EPO:面向大语言模型代理的熵正则化策略优化 强化学习
EPO: Entropy-regularized Policy Optimization for LLM Agents Reinforcement Learning
September 26, 2025
作者: Xu Wujiang, Wentian Zhao, Zhenting Wang, Li Yu-Jhe, Jin Can, Jin Mingyu, Mei Kai, Wan Kun, Metaxas Dimitris
cs.AI
摘要
在多回合稀疏奖励环境中训练大型语言模型(LLM)代理,其中完成单个任务需要在一个回合内进行30次以上的交互,这对强化学习提出了根本性挑战。我们识别出这一场景下特有的关键失败模式:探索-利用级联失效。这一级联始于早期策略的过早收敛,稀疏反馈导致代理固守有缺陷、低熵的策略。随后,代理进入晚期策略崩溃阶段,此时传统的熵正则化反而适得其反,鼓励混乱的探索,从而破坏训练稳定性。我们提出了熵正则化策略优化(EPO),一个通过三种协同机制打破这一失败循环的通用框架:(1)在多回合设置中采用熵正则化以增强探索,(2)引入熵平滑正则化器,将策略熵限制在历史平均值范围内,防止剧烈波动,(3)自适应阶段权重调整,在训练过程中平衡探索与利用。我们的分析证明,EPO在保证收敛的同时,确保熵方差单调递减。在ScienceWorld上,EPO实现了高达152%的性能提升,在ALFWorld上提升了19.8%。我们的研究表明,多回合稀疏奖励环境需要与传统强化学习截然不同的熵控制方法,这对LLM代理训练具有广泛意义。
English
Training LLM agents in multi-turn environments with sparse rewards, where
completing a single task requires 30+ turns of interaction within an episode,
presents a fundamental challenge for reinforcement learning. We identify a
critical failure mode unique to this setting: the exploration-exploitation
cascade failure. This cascade begins with early-stage policy premature
convergence, where sparse feedback causes agents to commit to flawed,
low-entropy strategies.
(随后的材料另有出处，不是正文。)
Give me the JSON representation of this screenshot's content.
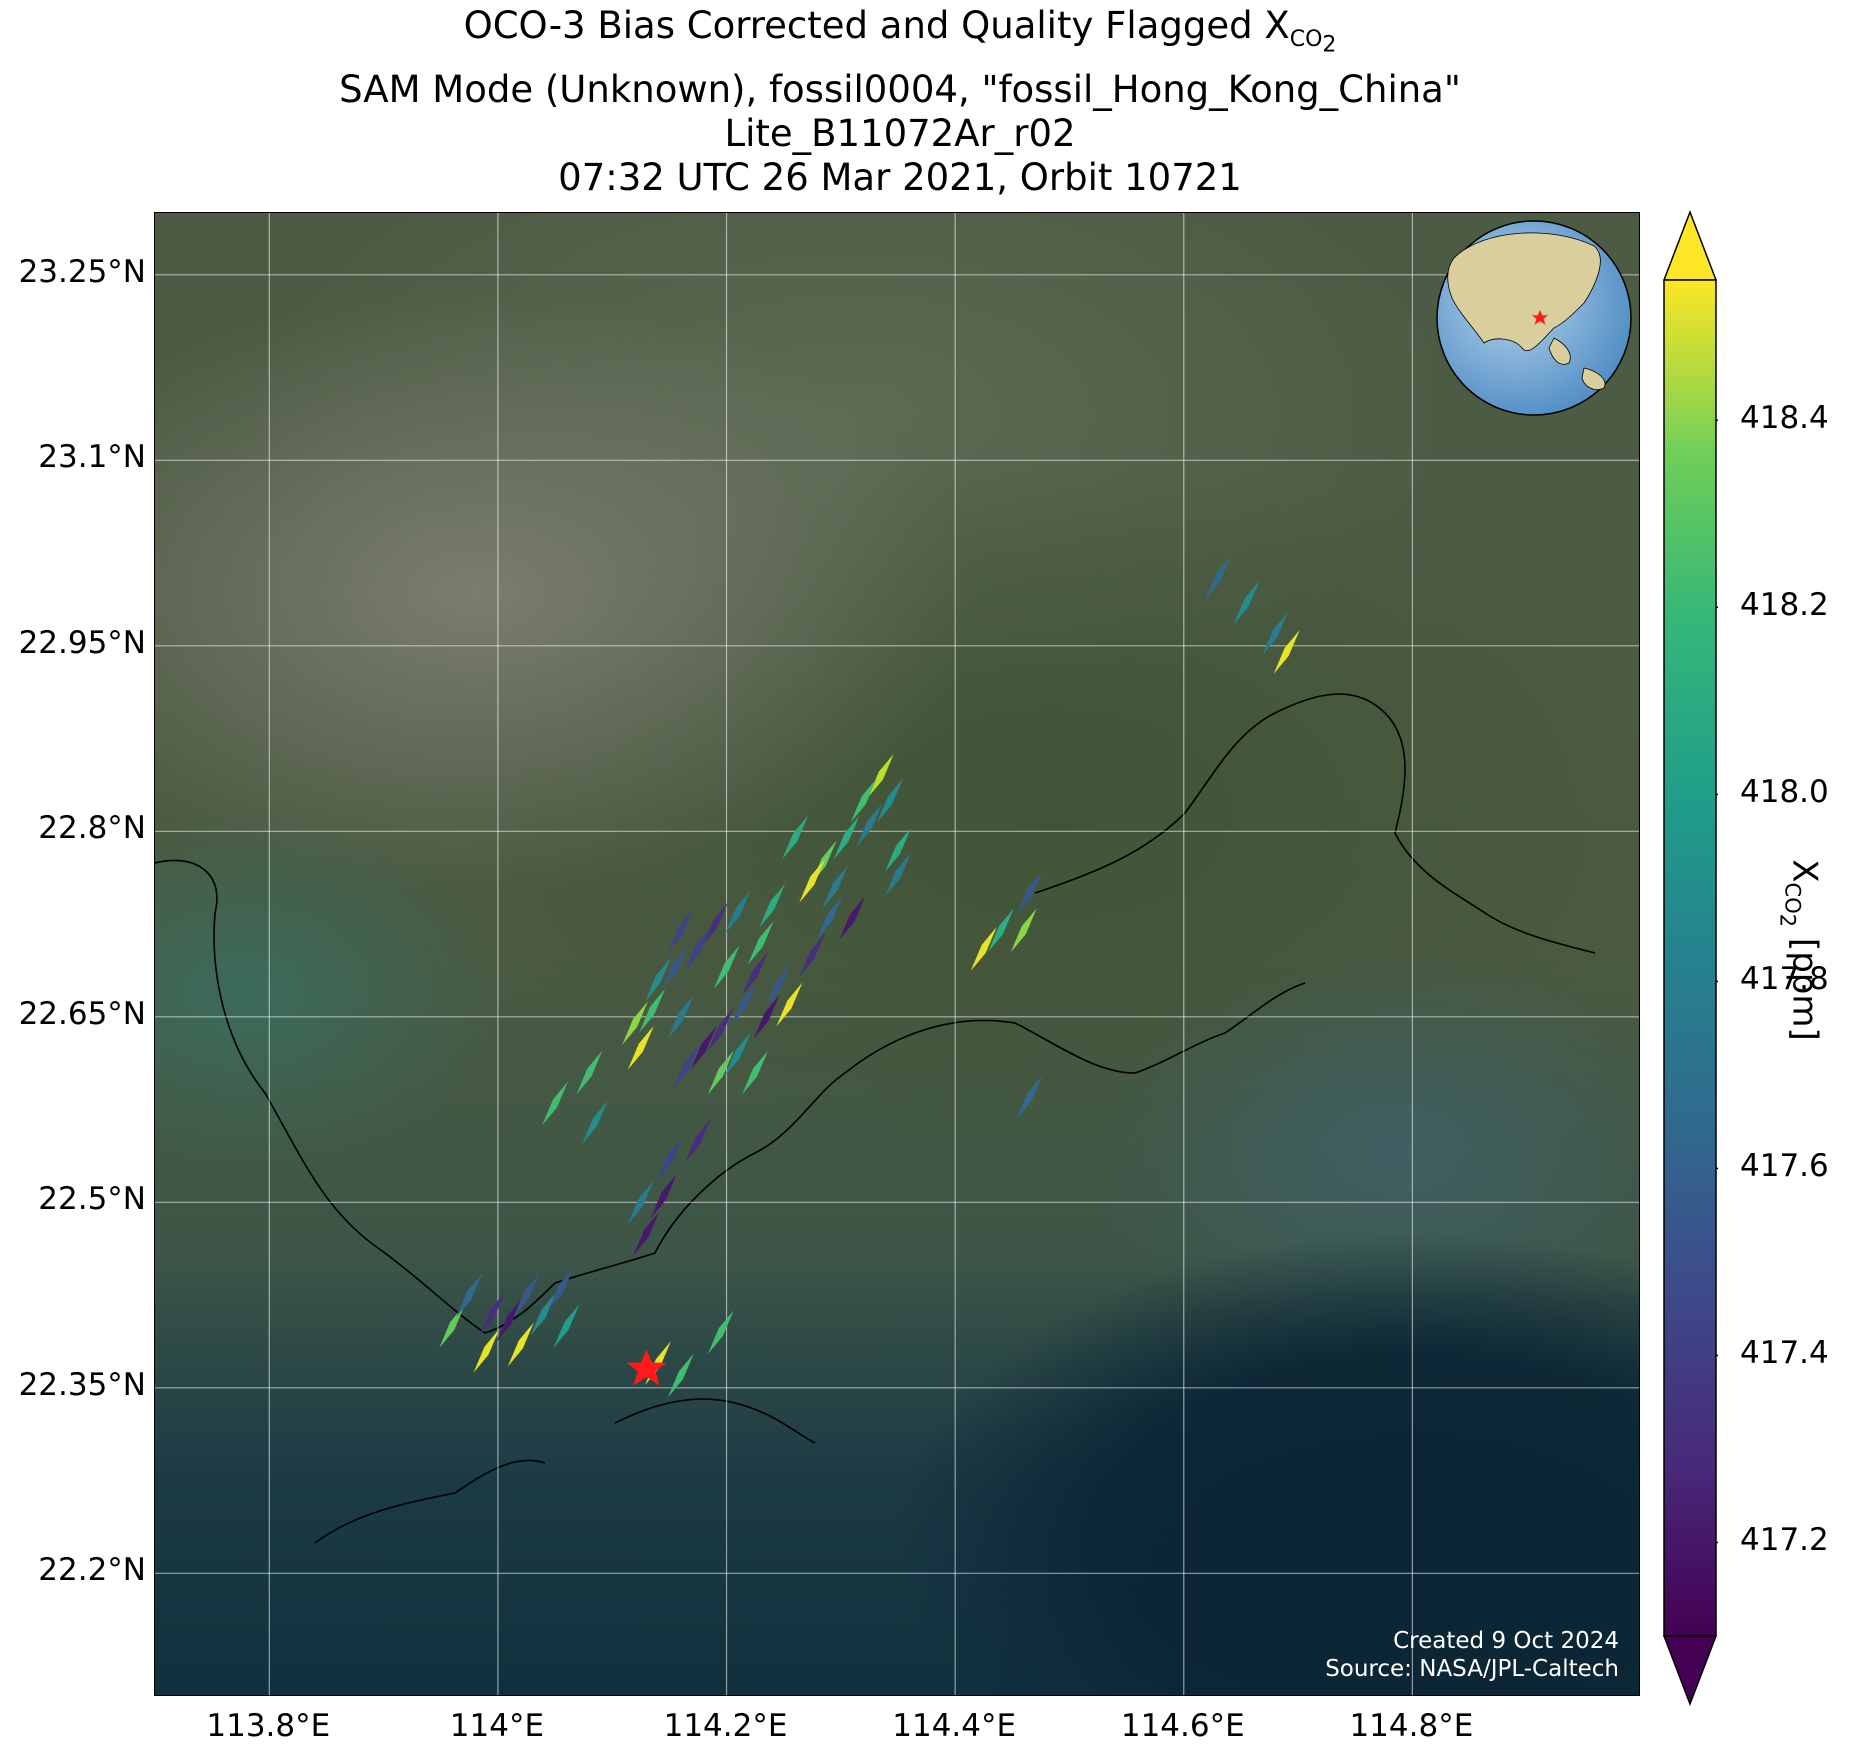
{
  "title": {
    "line1_prefix": "OCO-3 Bias Corrected and Quality Flagged X",
    "line1_sub": "CO",
    "line1_sub2": "2",
    "line2": "SAM Mode (Unknown), fossil0004, \"fossil_Hong_Kong_China\"",
    "line3": "Lite_B11072Ar_r02",
    "line4": "07:32 UTC 26 Mar 2021, Orbit 10721"
  },
  "axes": {
    "lon_range": [
      113.7,
      115.0
    ],
    "lat_range": [
      22.1,
      23.3
    ],
    "xticks": [
      "113.8°E",
      "114°E",
      "114.2°E",
      "114.4°E",
      "114.6°E",
      "114.8°E"
    ],
    "xtick_values": [
      113.8,
      114.0,
      114.2,
      114.4,
      114.6,
      114.8
    ],
    "yticks": [
      "23.25°N",
      "23.1°N",
      "22.95°N",
      "22.8°N",
      "22.65°N",
      "22.5°N",
      "22.35°N",
      "22.2°N"
    ],
    "ytick_values": [
      23.25,
      23.1,
      22.95,
      22.8,
      22.65,
      22.5,
      22.35,
      22.2
    ]
  },
  "target": {
    "name": "fossil_Hong_Kong_China",
    "lon": 114.13,
    "lat": 22.365,
    "marker": "red-star"
  },
  "colorbar": {
    "label_prefix": "X",
    "label_sub": "CO",
    "label_sub2": "2",
    "label_suffix": " [ppm]",
    "range": [
      417.1,
      418.55
    ],
    "ticks": [
      "418.4",
      "418.2",
      "418.0",
      "417.8",
      "417.6",
      "417.4",
      "417.2"
    ],
    "tick_values": [
      418.4,
      418.2,
      418.0,
      417.8,
      417.6,
      417.4,
      417.2
    ],
    "colormap": "viridis",
    "extend": "both"
  },
  "credits": {
    "line1": "Created 9 Oct 2024",
    "line2": "Source: NASA/JPL-Caltech"
  },
  "inset": {
    "type": "globe",
    "marker": "red-star"
  },
  "soundings": [
    {
      "lon": 114.335,
      "lat": 22.845,
      "v": 418.4
    },
    {
      "lon": 114.32,
      "lat": 22.825,
      "v": 418.1
    },
    {
      "lon": 114.343,
      "lat": 22.825,
      "v": 417.8
    },
    {
      "lon": 114.325,
      "lat": 22.805,
      "v": 417.7
    },
    {
      "lon": 114.305,
      "lat": 22.795,
      "v": 418.0
    },
    {
      "lon": 114.35,
      "lat": 22.785,
      "v": 418.0
    },
    {
      "lon": 114.35,
      "lat": 22.765,
      "v": 417.7
    },
    {
      "lon": 114.31,
      "lat": 22.73,
      "v": 417.2
    },
    {
      "lon": 114.285,
      "lat": 22.775,
      "v": 418.2
    },
    {
      "lon": 114.275,
      "lat": 22.76,
      "v": 418.5
    },
    {
      "lon": 114.26,
      "lat": 22.795,
      "v": 418.0
    },
    {
      "lon": 114.295,
      "lat": 22.755,
      "v": 417.7
    },
    {
      "lon": 114.29,
      "lat": 22.73,
      "v": 417.6
    },
    {
      "lon": 114.275,
      "lat": 22.7,
      "v": 417.3
    },
    {
      "lon": 114.255,
      "lat": 22.66,
      "v": 418.5
    },
    {
      "lon": 114.24,
      "lat": 22.74,
      "v": 418.0
    },
    {
      "lon": 114.23,
      "lat": 22.71,
      "v": 418.1
    },
    {
      "lon": 114.21,
      "lat": 22.735,
      "v": 417.7
    },
    {
      "lon": 114.19,
      "lat": 22.725,
      "v": 417.3
    },
    {
      "lon": 114.175,
      "lat": 22.705,
      "v": 417.4
    },
    {
      "lon": 114.155,
      "lat": 22.69,
      "v": 417.5
    },
    {
      "lon": 114.16,
      "lat": 22.72,
      "v": 417.4
    },
    {
      "lon": 114.14,
      "lat": 22.68,
      "v": 417.8
    },
    {
      "lon": 114.135,
      "lat": 22.655,
      "v": 418.1
    },
    {
      "lon": 114.125,
      "lat": 22.625,
      "v": 418.5
    },
    {
      "lon": 114.12,
      "lat": 22.645,
      "v": 418.3
    },
    {
      "lon": 114.16,
      "lat": 22.65,
      "v": 417.7
    },
    {
      "lon": 114.2,
      "lat": 22.69,
      "v": 418.1
    },
    {
      "lon": 114.225,
      "lat": 22.685,
      "v": 417.3
    },
    {
      "lon": 114.245,
      "lat": 22.675,
      "v": 417.5
    },
    {
      "lon": 114.215,
      "lat": 22.66,
      "v": 417.5
    },
    {
      "lon": 114.235,
      "lat": 22.65,
      "v": 417.2
    },
    {
      "lon": 114.195,
      "lat": 22.64,
      "v": 417.3
    },
    {
      "lon": 114.21,
      "lat": 22.62,
      "v": 417.8
    },
    {
      "lon": 114.18,
      "lat": 22.625,
      "v": 417.2
    },
    {
      "lon": 114.165,
      "lat": 22.61,
      "v": 417.4
    },
    {
      "lon": 114.195,
      "lat": 22.605,
      "v": 418.2
    },
    {
      "lon": 114.225,
      "lat": 22.605,
      "v": 418.1
    },
    {
      "lon": 114.08,
      "lat": 22.605,
      "v": 418.1
    },
    {
      "lon": 114.05,
      "lat": 22.58,
      "v": 418.1
    },
    {
      "lon": 114.085,
      "lat": 22.565,
      "v": 417.8
    },
    {
      "lon": 114.175,
      "lat": 22.55,
      "v": 417.3
    },
    {
      "lon": 114.15,
      "lat": 22.535,
      "v": 417.4
    },
    {
      "lon": 114.145,
      "lat": 22.505,
      "v": 417.2
    },
    {
      "lon": 114.125,
      "lat": 22.5,
      "v": 417.7
    },
    {
      "lon": 114.13,
      "lat": 22.475,
      "v": 417.2
    },
    {
      "lon": 113.96,
      "lat": 22.4,
      "v": 418.2
    },
    {
      "lon": 113.975,
      "lat": 22.425,
      "v": 417.6
    },
    {
      "lon": 113.99,
      "lat": 22.38,
      "v": 418.5
    },
    {
      "lon": 113.995,
      "lat": 22.41,
      "v": 417.3
    },
    {
      "lon": 114.01,
      "lat": 22.405,
      "v": 417.2
    },
    {
      "lon": 114.02,
      "lat": 22.385,
      "v": 418.5
    },
    {
      "lon": 114.025,
      "lat": 22.425,
      "v": 417.5
    },
    {
      "lon": 114.04,
      "lat": 22.41,
      "v": 417.8
    },
    {
      "lon": 114.055,
      "lat": 22.43,
      "v": 417.5
    },
    {
      "lon": 114.06,
      "lat": 22.4,
      "v": 417.9
    },
    {
      "lon": 114.14,
      "lat": 22.37,
      "v": 418.5
    },
    {
      "lon": 114.16,
      "lat": 22.36,
      "v": 418.1
    },
    {
      "lon": 114.195,
      "lat": 22.395,
      "v": 418.1
    },
    {
      "lon": 114.425,
      "lat": 22.705,
      "v": 418.5
    },
    {
      "lon": 114.44,
      "lat": 22.72,
      "v": 418.0
    },
    {
      "lon": 114.46,
      "lat": 22.72,
      "v": 418.3
    },
    {
      "lon": 114.465,
      "lat": 22.75,
      "v": 417.5
    },
    {
      "lon": 114.465,
      "lat": 22.585,
      "v": 417.6
    },
    {
      "lon": 114.63,
      "lat": 23.005,
      "v": 417.6
    },
    {
      "lon": 114.655,
      "lat": 22.985,
      "v": 417.8
    },
    {
      "lon": 114.68,
      "lat": 22.96,
      "v": 417.7
    },
    {
      "lon": 114.69,
      "lat": 22.945,
      "v": 418.5
    }
  ]
}
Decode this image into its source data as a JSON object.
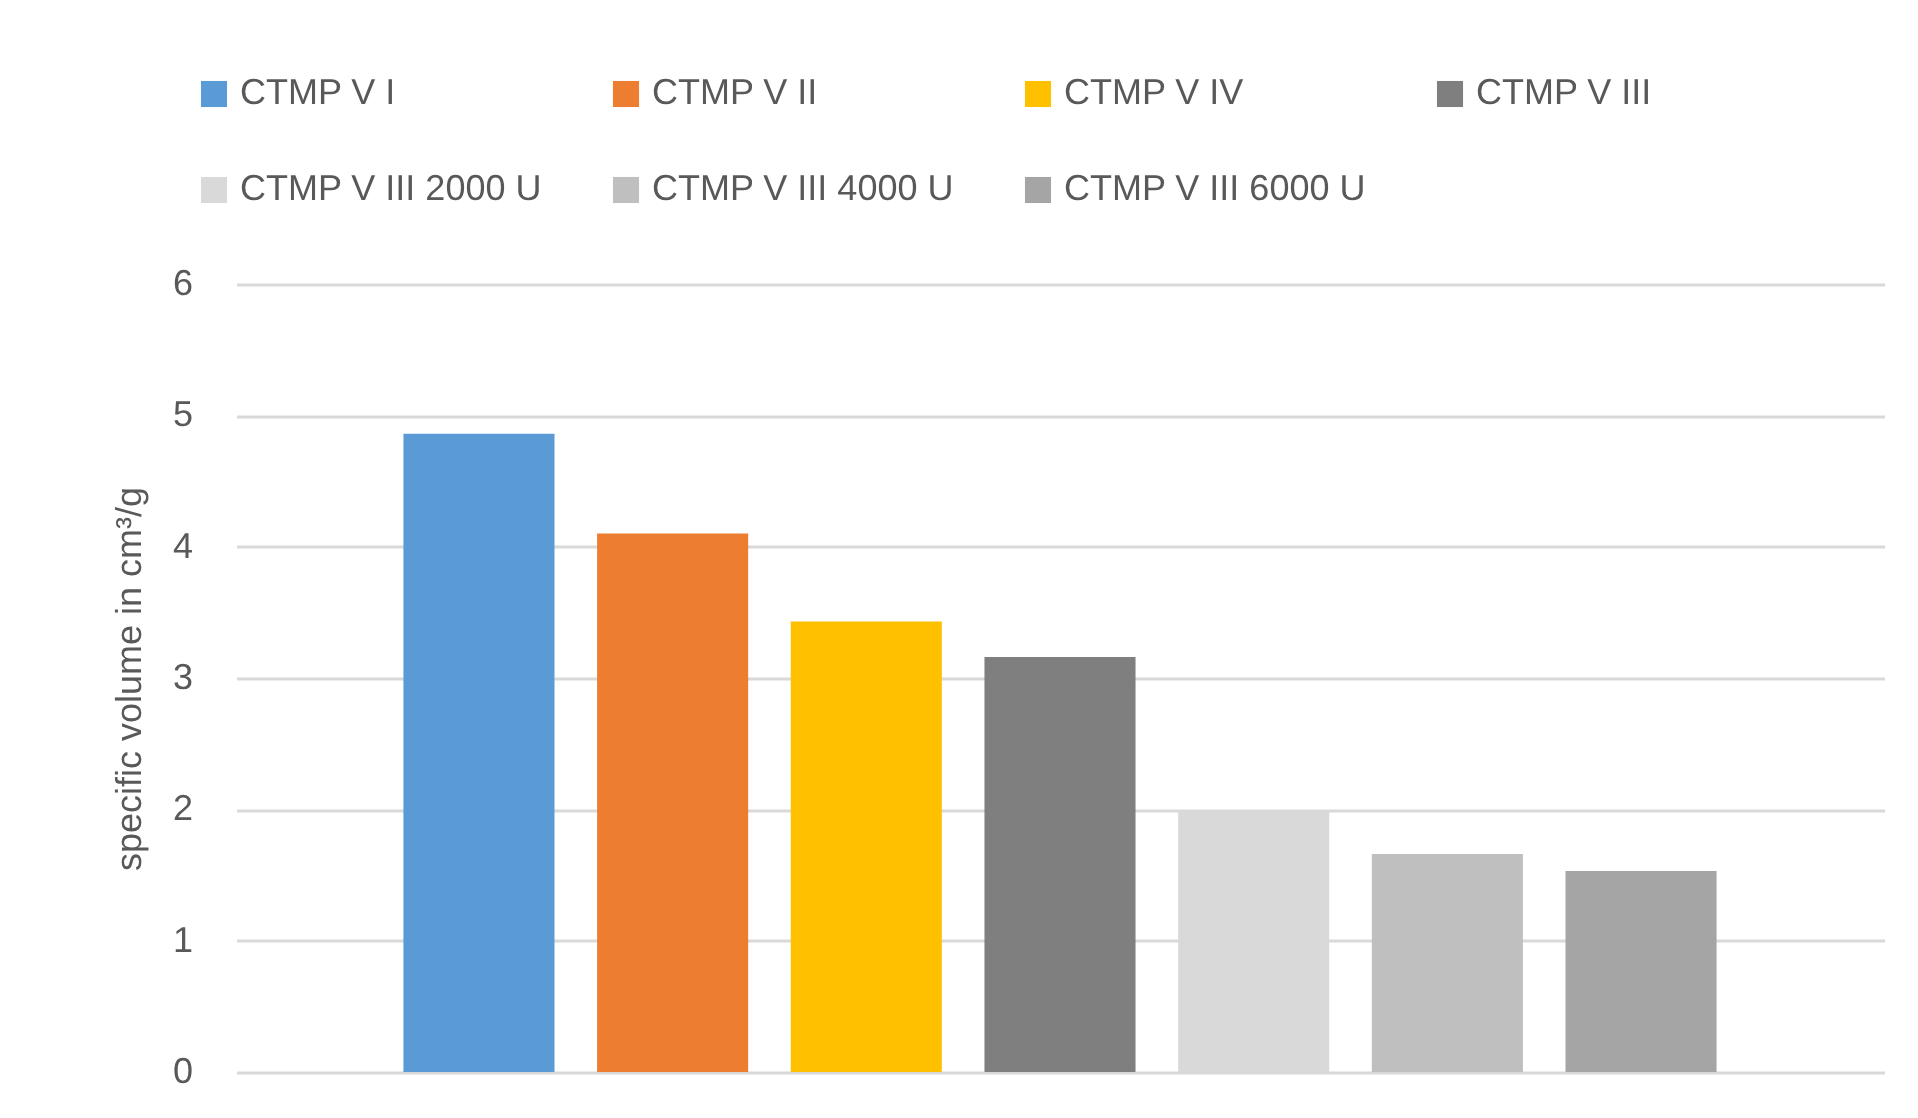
{
  "chart_data": {
    "type": "bar",
    "ylabel": "specific volume in cm³/g",
    "categories": [
      null
    ],
    "series": [
      {
        "name": "CTMP V I",
        "color": "#5b9bd5",
        "values": [
          4.86
        ]
      },
      {
        "name": "CTMP V II",
        "color": "#ed7d31",
        "values": [
          4.1
        ]
      },
      {
        "name": "CTMP V IV",
        "color": "#ffc000",
        "values": [
          3.43
        ]
      },
      {
        "name": "CTMP V III",
        "color": "#7f7f7f",
        "values": [
          3.16
        ]
      },
      {
        "name": "CTMP V III 2000 U",
        "color": "#d9d9d9",
        "values": [
          1.99
        ]
      },
      {
        "name": "CTMP V III 4000 U",
        "color": "#bfbfbf",
        "values": [
          1.66
        ]
      },
      {
        "name": "CTMP V III 6000 U",
        "color": "#a5a5a5",
        "values": [
          1.53
        ]
      }
    ],
    "ylim": [
      0,
      6
    ],
    "yticks": [
      0,
      1,
      2,
      3,
      4,
      5,
      6
    ],
    "grid": "y",
    "legend": "top",
    "tick_labels": "y"
  }
}
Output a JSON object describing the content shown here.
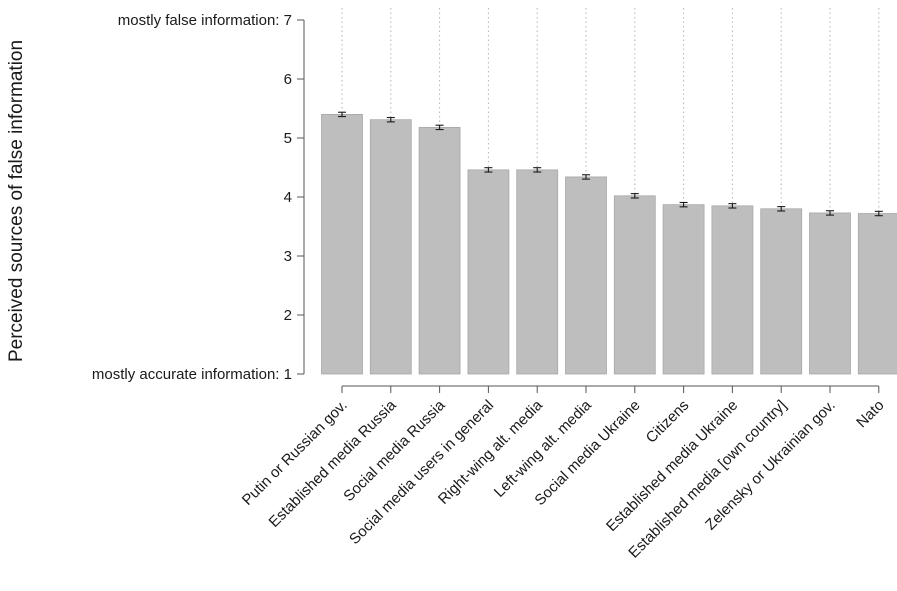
{
  "chart_data": {
    "type": "bar",
    "title": "",
    "xlabel": "",
    "ylabel": "Perceived sources of false information",
    "ylim": [
      1,
      7
    ],
    "grid": "vertical dotted lines at categories",
    "yticks": [
      {
        "value": 1,
        "label": "mostly accurate information: 1"
      },
      {
        "value": 2,
        "label": "2"
      },
      {
        "value": 3,
        "label": "3"
      },
      {
        "value": 4,
        "label": "4"
      },
      {
        "value": 5,
        "label": "5"
      },
      {
        "value": 6,
        "label": "6"
      },
      {
        "value": 7,
        "label": "mostly false information: 7"
      }
    ],
    "categories": [
      "Putin or Russian gov.",
      "Established media Russia",
      "Social media Russia",
      "Social media users in general",
      "Right-wing alt. media",
      "Left-wing alt. media",
      "Social media Ukraine",
      "Citizens",
      "Established media Ukraine",
      "Established media [own country]",
      "Zelensky or Ukrainian gov.",
      "Nato"
    ],
    "values": [
      5.4,
      5.31,
      5.18,
      4.46,
      4.46,
      4.34,
      4.02,
      3.87,
      3.85,
      3.8,
      3.73,
      3.72
    ],
    "error": [
      0.02,
      0.02,
      0.02,
      0.02,
      0.02,
      0.02,
      0.02,
      0.02,
      0.02,
      0.02,
      0.02,
      0.02
    ],
    "colors": {
      "bar": "#bebebe",
      "bar_edge": "#a8a8a8",
      "error": "#1a1a1a",
      "grid": "#b5b5b5",
      "axis": "#555555"
    }
  }
}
Subsequently, agents enter late-stage policy collapse,
where conventional entropy regularization becomes counterproductive, promoting
chaotic exploration that destabilizes training. We propose Entropy-regularized
Policy Optimization (EPO), a general framework that breaks this failure cycle
through three synergistic mechanisms: (1) adopting entropy regularization in
multi-turn settings to enhance exploration, (2) an entropy smoothing
regularizer that bounds policy entropy within historical averages to prevent
abrupt fluctuations, and (3) adaptive phase-based weighting that balances
exploration and exploitation across training. Our analysis justifies that EPO
guarantees monotonically decreasing entropy variance while maintaining
convergence. EPO achieves up to 152% performance improvement on ScienceWorld
and up to 19.8% on ALFWorld. Our work demonstrates that multi-turn
sparse-reward settings require fundamentally different entropy control than
traditional RL, with broad implications for LLM agent training.